A Diamond Buried Under Rough

What does object-orientation provide1 that isn’t already provided better elsewhere?

Is-a is a Has-a

It’s become fairly well-known that implementation inheritance introduces coupling whereas encapsulated composition and interface inheritance are good for decoupling. Unfortunately, eschewing implementation interface in any halfway-mainstream object-oriented language requires a boatload of boilerplate. It’s no wonder programs are still badly coupled; the temptation of implementation inheritance is too great.

Let’s remove implementation inheritance, since it’s a poor design choice. As a knock-on effect, this also makes the protected visibility modifier redundant, so let’s remove it too.

Type Inference

Subtyping destroys type inference. Sure, a little bit can be done, but you’ll get nowhere near inferring every type in an un-annotated 10k sloc program like Hindley-Milner-based languages can do. Interestingly, academics also shy away from existential types and impredicaticity because of their cost in type inference breakages, even though subtyping is so much more damaging.

Perhaps you’re a fan of dynamically-typed languages, so the above point is moot. Personally, I see a static type system as a toolchain feature which dynamic languages definitionally lack. I can see why you might not see it that way though: most type systems are awful, but if you come from functional programming it’s a whole different story.

Library Composition

Let’s say two library authors work independently. One provides a Widget class, and the other provides a Snarfable interface. You are using both libraries and notice that Widgets are Snarfable. In an object-oriented language, you must go to the Widget author and convince them to add a both a dependency and the implementation of Snarfable. It’s either that or write a boilerplate adapter class. Layer this issue on top of itself a few times, and the lack of composability becomes obvious.

The type-theoretic solution is typeclasses. They also masquerade under names like “trait” in Rust or “interface” in typescript (and I think I’ve seen “protocol” somewhere also), and are often mixed together with some other feature(s). Object-orientation came late to solving this problem and is converging on the same solution that Phillip Wadler and friends invented back in 1990. Even if orphan instances are disallowed, at least you now need only bend one of the two upstream authors to your will.

What are we left with?

Now that we have only public and private visibilities, encapsulation is as easy as lambda. We’ve even removed the last vestiges of inheritance, arguably the most distinctive feature of object-orientation. In its place, we’ve used typeclasses, a feature born in functional programming. Replacing inheritance with typeclasses shoves us a long way towards type systems for functional languages.

this Ambiguity

Now that we have nested classes—and even first-class classes in some languages!—it’s no longer easy to determine which this is which. Should this refer to the innermost class or the outermost class, and should there be some way to alter that behavior? The problem is so pronounced in Javascript that it’s become common practice to always type const self = this near the top of methods that contain methods. Python does show one way around this though: methods always require at least one parameter, and the user gets to decide how it’s named.

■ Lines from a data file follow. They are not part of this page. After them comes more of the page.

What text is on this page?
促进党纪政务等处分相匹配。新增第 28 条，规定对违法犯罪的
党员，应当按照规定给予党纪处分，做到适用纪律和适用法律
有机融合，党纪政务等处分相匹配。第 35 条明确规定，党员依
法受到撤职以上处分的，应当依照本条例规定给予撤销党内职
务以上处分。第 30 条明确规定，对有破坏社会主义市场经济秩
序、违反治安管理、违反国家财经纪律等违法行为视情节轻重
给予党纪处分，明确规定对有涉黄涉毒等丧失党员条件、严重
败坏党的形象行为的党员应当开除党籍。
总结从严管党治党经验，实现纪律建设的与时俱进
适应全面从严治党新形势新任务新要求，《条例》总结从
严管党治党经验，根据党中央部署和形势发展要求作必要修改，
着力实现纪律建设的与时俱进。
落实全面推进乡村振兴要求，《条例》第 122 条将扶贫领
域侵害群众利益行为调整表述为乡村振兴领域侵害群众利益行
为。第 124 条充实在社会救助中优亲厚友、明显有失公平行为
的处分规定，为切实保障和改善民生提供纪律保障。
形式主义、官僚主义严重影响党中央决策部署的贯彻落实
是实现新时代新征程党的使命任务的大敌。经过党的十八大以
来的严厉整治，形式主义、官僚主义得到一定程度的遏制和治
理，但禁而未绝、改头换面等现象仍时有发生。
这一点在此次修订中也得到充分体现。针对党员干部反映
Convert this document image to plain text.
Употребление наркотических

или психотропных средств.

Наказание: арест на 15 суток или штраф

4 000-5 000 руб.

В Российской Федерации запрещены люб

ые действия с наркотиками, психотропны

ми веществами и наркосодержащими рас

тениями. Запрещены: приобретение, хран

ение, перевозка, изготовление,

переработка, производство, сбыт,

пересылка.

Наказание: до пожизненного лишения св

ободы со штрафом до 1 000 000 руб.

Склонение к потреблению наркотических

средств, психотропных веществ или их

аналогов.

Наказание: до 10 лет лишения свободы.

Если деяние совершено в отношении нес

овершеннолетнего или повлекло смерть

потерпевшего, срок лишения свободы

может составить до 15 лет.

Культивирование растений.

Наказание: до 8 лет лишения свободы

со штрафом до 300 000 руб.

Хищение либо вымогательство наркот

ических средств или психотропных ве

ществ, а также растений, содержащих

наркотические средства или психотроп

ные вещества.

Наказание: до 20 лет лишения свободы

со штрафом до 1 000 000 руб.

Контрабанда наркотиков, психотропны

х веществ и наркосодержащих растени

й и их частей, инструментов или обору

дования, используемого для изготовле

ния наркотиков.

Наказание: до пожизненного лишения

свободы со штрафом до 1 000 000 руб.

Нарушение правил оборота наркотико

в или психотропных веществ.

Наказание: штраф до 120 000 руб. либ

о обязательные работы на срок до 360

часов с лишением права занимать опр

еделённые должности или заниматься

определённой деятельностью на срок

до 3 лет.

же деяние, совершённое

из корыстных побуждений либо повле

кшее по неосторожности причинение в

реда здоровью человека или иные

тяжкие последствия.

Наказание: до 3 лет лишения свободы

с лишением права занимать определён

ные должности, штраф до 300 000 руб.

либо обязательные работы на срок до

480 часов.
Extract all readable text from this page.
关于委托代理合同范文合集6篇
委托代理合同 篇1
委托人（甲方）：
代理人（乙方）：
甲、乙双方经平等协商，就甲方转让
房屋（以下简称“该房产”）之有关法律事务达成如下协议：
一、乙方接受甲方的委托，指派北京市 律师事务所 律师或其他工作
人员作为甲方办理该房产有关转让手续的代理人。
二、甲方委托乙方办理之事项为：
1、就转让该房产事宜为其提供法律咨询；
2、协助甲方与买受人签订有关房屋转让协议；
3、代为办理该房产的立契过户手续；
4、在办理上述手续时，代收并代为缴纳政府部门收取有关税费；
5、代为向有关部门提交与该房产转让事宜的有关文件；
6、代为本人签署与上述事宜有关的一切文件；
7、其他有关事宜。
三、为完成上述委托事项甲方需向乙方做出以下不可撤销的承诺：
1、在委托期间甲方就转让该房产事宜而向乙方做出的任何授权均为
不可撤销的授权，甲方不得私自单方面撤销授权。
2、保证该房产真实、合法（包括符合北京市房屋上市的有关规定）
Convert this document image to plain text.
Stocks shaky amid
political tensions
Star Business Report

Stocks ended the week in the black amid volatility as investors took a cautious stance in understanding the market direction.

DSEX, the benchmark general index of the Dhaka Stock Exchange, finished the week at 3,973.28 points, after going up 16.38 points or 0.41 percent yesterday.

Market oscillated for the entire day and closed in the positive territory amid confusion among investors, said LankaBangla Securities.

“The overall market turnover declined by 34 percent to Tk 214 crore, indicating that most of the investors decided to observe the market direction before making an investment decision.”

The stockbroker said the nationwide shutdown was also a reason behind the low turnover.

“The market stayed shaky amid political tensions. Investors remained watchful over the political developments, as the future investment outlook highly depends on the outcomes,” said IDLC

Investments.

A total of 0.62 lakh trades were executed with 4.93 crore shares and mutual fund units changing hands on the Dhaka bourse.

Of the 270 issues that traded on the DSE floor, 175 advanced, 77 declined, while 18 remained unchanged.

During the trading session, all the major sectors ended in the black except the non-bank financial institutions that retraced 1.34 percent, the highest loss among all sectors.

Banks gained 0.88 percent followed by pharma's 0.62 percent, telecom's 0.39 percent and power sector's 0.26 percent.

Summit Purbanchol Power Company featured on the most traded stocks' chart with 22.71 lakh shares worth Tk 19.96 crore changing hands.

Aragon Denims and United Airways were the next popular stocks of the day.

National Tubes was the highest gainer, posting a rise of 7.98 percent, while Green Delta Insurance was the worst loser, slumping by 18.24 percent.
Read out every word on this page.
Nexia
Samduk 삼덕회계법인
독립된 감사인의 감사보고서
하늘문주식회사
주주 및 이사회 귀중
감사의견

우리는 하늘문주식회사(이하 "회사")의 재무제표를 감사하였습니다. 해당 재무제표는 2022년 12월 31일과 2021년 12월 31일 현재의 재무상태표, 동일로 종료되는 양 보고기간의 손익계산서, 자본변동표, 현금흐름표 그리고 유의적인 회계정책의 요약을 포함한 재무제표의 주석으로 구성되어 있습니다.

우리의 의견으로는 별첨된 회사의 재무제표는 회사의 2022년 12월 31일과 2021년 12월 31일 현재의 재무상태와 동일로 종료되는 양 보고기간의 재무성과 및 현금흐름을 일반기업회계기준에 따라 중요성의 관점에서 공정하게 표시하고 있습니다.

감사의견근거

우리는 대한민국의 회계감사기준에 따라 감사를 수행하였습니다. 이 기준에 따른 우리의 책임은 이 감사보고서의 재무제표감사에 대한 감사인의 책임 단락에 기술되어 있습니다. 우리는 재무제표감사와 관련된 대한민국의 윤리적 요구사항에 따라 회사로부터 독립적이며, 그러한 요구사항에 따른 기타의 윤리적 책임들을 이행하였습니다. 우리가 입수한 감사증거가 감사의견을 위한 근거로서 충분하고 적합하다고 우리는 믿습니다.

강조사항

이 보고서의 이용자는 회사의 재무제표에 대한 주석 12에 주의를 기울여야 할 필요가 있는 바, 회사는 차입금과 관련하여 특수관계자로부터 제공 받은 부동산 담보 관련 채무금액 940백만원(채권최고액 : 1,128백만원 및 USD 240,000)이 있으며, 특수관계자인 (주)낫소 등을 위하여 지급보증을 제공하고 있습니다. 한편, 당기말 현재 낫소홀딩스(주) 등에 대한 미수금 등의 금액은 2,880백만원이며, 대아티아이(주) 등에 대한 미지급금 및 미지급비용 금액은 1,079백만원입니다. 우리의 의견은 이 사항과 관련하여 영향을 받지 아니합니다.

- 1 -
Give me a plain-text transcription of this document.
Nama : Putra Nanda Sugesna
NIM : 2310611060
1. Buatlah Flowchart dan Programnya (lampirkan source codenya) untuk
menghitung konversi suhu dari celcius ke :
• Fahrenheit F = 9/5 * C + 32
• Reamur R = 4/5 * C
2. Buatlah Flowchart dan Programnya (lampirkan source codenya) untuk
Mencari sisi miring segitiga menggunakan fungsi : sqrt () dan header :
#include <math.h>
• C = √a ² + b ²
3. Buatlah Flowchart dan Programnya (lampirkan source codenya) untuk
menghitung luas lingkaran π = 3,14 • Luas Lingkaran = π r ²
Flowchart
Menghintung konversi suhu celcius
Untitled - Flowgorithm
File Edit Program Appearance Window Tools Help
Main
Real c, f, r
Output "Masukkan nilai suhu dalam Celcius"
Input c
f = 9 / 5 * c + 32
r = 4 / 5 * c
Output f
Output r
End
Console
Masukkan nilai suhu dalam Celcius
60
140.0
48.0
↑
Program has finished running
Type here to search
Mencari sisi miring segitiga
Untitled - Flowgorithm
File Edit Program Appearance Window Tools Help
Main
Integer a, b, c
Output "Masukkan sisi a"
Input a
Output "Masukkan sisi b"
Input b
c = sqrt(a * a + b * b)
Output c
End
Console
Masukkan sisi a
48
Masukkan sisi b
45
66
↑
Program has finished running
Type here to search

Of course, the fundamental thing that is happening is recursion. An object is built out of parts that are able to refer back to the object itself.

Recursive Records

Objects are recursive values that combine data and functions. Okay, combining data and functions is not so interesting when seen in a functional light: functions are data and data can be functions. So, object-orientation isn’t bringing anything new to the table by packaging these together.

Nevertheless, the pattern of defining a recursive record is one which I think might be useful, but it’s not well-explored in functional languages. It’s just such a pain that the idea is so difficult to explore in the object-oriented languages where it seemingly accidentally originated!

Conclusion

I understand that these concepts were not all known until about the 1990s, but since we’re choosing and designing languages now, I don’t really care about the history.

I am not trying to argue that functional programming is better. In fact, I think functional programming is a bit of a misnomer. Instead, I want to argue that we should take seriously the ideas proposed by people who are paid to think deeply about the consequences of design decisions on comprehensibility: you know, the academics.2 It turns out that, yes, academics are primarily drawn to functional ideas when designing languages, and it’s precisely because those ideas are easier to comprehend in their entirety, all the subtle corners included.

It’s been a lifetime since we’ve had better solutions for the problems object-orientation attempted to address. Something must be broken somewhere if humanity’s best ideas only just beginning to see a glimmer of sunlight.


  1. other than recursive records 

  2. You might think that academics are paid to write gobbledygook. Actually, they are paid to examine the most difficult ideas humans have yet grappled with. To do this, they must find ways to communicate their insights at all, but even academics would prefer a simpler presentation of the same idea if possible. If you can’t read academic papers, it is because you have not joined the community of people trying to push forward the frontiers of knowledge in that field. You don’t have to read this stuff to be a good human, but you should recognize your own limitations before dismissing the work of others.